A total of 59 cases were detected by the PCR test, 20 of which were confirmed by genomic sequencing, Spanish Health Minister Carolina Darias told a news conference, according to AFP, quoted by Agerpres.

“It is reasonable to assume that all these people are positively diagnosed with the disease,” said Cristobal Belda, director of the Carlos III Research Institute. A total of 171 suspicious cases were detected in the country.

Spain plans to buy Imvanex and Tecovirimat antivirals through a group EU purchase to curb the spread of the virus, Darias said.

The European Organization for Health Emergency Response Authority (HERA) “will make the vaccine available to Member States, in this case the Imvanex vaccine,” she said, without specifying the quantities or timing of distribution.
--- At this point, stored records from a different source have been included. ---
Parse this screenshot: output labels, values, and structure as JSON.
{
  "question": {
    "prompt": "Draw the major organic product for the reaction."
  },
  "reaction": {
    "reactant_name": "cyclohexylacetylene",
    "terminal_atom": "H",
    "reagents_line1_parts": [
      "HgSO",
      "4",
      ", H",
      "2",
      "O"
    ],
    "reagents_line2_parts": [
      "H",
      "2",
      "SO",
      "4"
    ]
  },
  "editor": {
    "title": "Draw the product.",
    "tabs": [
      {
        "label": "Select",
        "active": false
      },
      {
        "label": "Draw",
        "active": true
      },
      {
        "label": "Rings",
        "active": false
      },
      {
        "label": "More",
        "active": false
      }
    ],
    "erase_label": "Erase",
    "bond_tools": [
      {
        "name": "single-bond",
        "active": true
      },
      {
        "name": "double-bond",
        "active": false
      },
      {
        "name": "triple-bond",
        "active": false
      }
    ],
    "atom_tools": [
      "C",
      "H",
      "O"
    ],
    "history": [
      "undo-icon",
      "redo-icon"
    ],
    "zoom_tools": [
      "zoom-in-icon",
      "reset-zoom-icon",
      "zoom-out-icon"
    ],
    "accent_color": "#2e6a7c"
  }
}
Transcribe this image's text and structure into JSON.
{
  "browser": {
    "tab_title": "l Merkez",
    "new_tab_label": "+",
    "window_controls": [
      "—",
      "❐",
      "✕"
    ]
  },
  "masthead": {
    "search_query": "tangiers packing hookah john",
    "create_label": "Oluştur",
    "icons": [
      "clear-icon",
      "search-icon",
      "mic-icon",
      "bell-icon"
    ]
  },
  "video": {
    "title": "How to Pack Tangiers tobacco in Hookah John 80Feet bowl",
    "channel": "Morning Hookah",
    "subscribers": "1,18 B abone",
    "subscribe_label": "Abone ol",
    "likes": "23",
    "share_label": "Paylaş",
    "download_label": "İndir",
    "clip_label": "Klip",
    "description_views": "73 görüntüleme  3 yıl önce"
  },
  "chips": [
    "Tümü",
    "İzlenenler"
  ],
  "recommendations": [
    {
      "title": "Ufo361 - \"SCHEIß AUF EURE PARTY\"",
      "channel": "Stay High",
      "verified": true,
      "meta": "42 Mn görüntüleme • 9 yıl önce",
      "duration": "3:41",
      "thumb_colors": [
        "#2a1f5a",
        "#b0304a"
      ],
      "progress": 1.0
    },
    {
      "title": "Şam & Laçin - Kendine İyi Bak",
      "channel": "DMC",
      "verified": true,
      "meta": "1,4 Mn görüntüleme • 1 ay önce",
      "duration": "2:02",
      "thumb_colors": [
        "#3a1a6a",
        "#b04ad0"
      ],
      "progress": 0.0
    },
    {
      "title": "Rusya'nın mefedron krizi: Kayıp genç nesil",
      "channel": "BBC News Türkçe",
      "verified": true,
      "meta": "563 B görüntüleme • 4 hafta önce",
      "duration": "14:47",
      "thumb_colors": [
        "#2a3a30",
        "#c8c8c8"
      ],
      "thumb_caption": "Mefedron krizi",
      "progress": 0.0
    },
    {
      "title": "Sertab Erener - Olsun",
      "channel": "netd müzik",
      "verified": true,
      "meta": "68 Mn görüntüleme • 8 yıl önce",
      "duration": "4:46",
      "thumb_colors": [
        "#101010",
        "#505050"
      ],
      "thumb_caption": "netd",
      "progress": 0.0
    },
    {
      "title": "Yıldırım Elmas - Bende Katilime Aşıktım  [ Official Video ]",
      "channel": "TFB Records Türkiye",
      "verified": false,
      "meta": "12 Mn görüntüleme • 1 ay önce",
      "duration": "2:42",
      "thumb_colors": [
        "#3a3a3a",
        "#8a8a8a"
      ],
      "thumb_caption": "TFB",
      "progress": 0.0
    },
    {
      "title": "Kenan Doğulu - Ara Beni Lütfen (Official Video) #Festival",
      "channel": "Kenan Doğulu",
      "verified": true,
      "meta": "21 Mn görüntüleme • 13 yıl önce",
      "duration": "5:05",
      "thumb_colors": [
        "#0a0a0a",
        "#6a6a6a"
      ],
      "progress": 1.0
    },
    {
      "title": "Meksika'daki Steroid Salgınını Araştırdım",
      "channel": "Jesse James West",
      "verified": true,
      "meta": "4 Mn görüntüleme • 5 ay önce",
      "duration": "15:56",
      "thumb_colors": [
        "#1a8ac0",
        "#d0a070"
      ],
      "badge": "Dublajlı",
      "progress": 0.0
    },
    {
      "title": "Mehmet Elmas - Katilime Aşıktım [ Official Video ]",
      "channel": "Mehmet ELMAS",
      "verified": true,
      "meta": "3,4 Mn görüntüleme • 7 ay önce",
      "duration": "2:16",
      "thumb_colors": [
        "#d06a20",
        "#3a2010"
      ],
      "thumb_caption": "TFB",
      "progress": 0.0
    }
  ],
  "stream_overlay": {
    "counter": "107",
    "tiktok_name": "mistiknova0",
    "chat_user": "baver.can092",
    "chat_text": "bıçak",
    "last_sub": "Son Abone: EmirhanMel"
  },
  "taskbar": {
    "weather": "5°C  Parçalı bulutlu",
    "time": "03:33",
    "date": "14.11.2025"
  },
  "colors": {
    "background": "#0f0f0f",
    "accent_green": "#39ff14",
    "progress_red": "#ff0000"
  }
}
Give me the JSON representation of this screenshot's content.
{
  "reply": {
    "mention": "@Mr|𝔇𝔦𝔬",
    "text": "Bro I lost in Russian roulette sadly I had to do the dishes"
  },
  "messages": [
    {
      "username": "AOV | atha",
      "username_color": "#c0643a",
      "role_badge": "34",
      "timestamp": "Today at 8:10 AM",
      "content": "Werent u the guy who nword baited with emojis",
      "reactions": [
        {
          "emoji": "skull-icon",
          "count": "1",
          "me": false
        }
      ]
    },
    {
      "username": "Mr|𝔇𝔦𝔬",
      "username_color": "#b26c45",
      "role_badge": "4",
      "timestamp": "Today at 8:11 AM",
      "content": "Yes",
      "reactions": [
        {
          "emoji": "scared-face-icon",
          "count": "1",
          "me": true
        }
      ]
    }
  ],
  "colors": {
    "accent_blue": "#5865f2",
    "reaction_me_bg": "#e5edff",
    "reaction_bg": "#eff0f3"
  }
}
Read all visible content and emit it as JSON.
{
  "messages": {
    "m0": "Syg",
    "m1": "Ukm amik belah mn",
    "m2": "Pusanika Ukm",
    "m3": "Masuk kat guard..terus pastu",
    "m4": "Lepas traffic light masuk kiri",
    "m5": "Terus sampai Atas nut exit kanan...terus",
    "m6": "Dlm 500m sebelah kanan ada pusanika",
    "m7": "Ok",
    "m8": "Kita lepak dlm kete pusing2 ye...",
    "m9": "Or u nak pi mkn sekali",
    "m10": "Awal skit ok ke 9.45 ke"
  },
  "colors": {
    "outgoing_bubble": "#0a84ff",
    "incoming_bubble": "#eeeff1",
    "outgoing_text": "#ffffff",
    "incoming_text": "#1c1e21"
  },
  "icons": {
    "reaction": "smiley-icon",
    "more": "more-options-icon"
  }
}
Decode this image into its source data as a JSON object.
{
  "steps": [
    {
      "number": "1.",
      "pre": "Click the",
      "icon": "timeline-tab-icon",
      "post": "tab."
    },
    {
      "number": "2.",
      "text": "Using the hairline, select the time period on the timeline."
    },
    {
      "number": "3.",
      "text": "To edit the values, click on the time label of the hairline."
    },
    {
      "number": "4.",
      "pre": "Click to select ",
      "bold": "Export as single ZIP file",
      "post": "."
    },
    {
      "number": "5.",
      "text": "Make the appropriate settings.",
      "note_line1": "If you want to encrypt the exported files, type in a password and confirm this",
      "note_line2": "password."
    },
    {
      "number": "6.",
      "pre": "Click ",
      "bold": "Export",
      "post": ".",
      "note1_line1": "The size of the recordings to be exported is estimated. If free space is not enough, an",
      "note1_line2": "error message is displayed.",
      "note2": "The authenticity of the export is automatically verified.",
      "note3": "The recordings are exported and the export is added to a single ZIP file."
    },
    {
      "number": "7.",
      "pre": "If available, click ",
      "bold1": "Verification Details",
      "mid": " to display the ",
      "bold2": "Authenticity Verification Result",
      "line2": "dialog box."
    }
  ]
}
“HERA will set deadlines and doses will be distributed fairly among Member States for these products with limited production and limited access,” she said.

Imvanex, from the Bavarian Nordic laboratory, is a 3rd generation vaccine authorized in Europe since 2013 and indicated against smallpox in adults.

There are no specific treatments or vaccines for smallpox in monkeys, but the multiplication of cases can be stopped by vaccination against smallpox, the WHO explained.

Smallpox has been detected in recent weeks in Europe and North America, a rare disease that originates in Africa and is usually treated spontaneously by humans.